Undoubtedly, “acting” agency chiefs take their duties seriously. But their status stymies decision-making and paralyzes leadership. An acting secretary lacks the full authority to deal with outside stakeholders or the inside workforce. The “acting” boss has no idea how long the appointment will last, so the incentive at best is to tackle short-term problems. Under Mr. Trump, who values personal loyalty over capability or principle, acting appointees have every reason to cater to his whims and forsake the knottier problems that won’t earn brownie points in the White House. “Acting” chiefs often don’t have the chance to install a team, though no leader of a major department can succeed without one. It makes recruitment harder, too — who wants to work for a boss who may be gone soon? By appointing so many “acting” chiefs, Mr. Trump undercuts the Senate’s job of giving advice and consent on major appointments, postponing the confirmation process that can set the direction of long-term policy and an appointee’s priorities. Overall, the practice injects uncertainty and disruptiveness. Max Stier, president and chief executive of the Partnership for Public Service, says it is rather like substitute teachers in school; they are committed educators, but classes tend to be unruly.
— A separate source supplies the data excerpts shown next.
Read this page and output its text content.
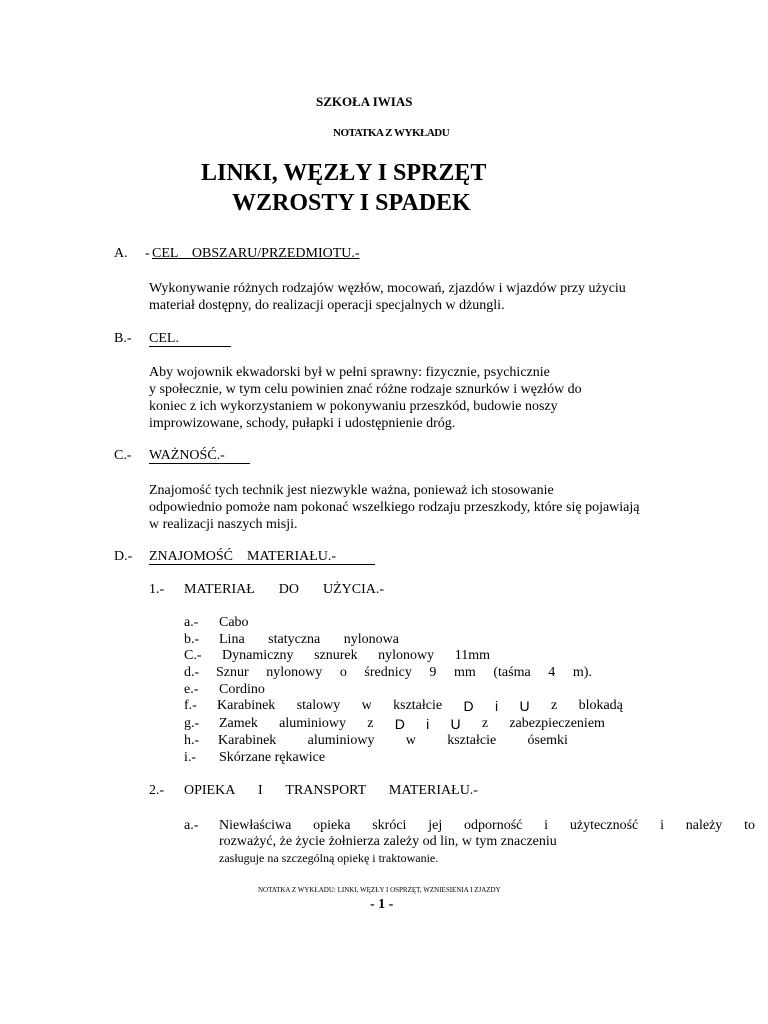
SZKOŁA IWIAS
NOTATKA Z WYKŁADU
LINKI, WĘZŁY I SPRZĘT
WZROSTY I SPADEK
A. - CEL    OBSZARU/PRZEDMIOTU.-
Wykonywanie różnych rodzajów węzłów, mocowań, zjazdów i wjazdów przy użyciu
materiał dostępny, do realizacji operacji specjalnych w dżungli.
B.- CEL.
Aby wojownik ekwadorski był w pełni sprawny: fizycznie, psychicznie
y społecznie, w tym celu powinien znać różne rodzaje sznurków i węzłów do
koniec z ich wykorzystaniem w pokonywaniu przeszkód, budowie noszy
improwizowane, schody, pułapki i udostępnienie dróg.
C.- WAŻNOŚĆ.-
Znajomość tych technik jest niezwykle ważna, ponieważ ich stosowanie
odpowiednio pomoże nam pokonać wszelkiego rodzaju przeszkody, które się pojawiają
w realizacji naszych misji.
D.- ZNAJOMOŚĆ    MATERIAŁU.-
1.- MATERIAŁ DO UŻYCIA.-
a.- Cabo
b.- Lina statyczna nylonowa
C.- Dynamiczny sznurek nylonowy 11mm
d.- Sznur nylonowy o średnicy 9 mm (taśma 4 m).
e.- Cordino
f.- Karabinek stalowy w kształcie D i U z blokadą
g.- Zamek aluminiowy z D i U z zabezpieczeniem
h.- Karabinek aluminiowy w kształcie ósemki
i.- Skórzane rękawice
2.- OPIEKA I TRANSPORT MATERIAŁU.-
a.- Niewłaściwa opieka skróci jej odporność i użyteczność i należy to
rozważyć, że życie żołnierza zależy od lin, w tym znaczeniu
zasługuje na szczególną opiekę i traktowanie.
NOTATKA Z WYKŁADU: LINKI, WĘZŁY I OSPRZĘT, WZNIESIENIA I ZJAZDY
- 1 -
“Help wanted” has become a sorry moniker for this administration. According to The Post’s tracker with the Partnership for Public Service, of 717 key positions requiring Senate confirmation, only 436 have been confirmed, 140 have no nominee, 134 have been formally nominated, and 10 are awaiting nomination. Mr. Trump, who has never seemed in a hurry to fill the vacancies in his administration, boasted to reporters in January that “I sort of like ‘acting,’ ” adding, “It gives me more flexibility; do you understand that? I like ‘acting.’ ” To the contrary, the practice erodes public service. It is nothing to brag about.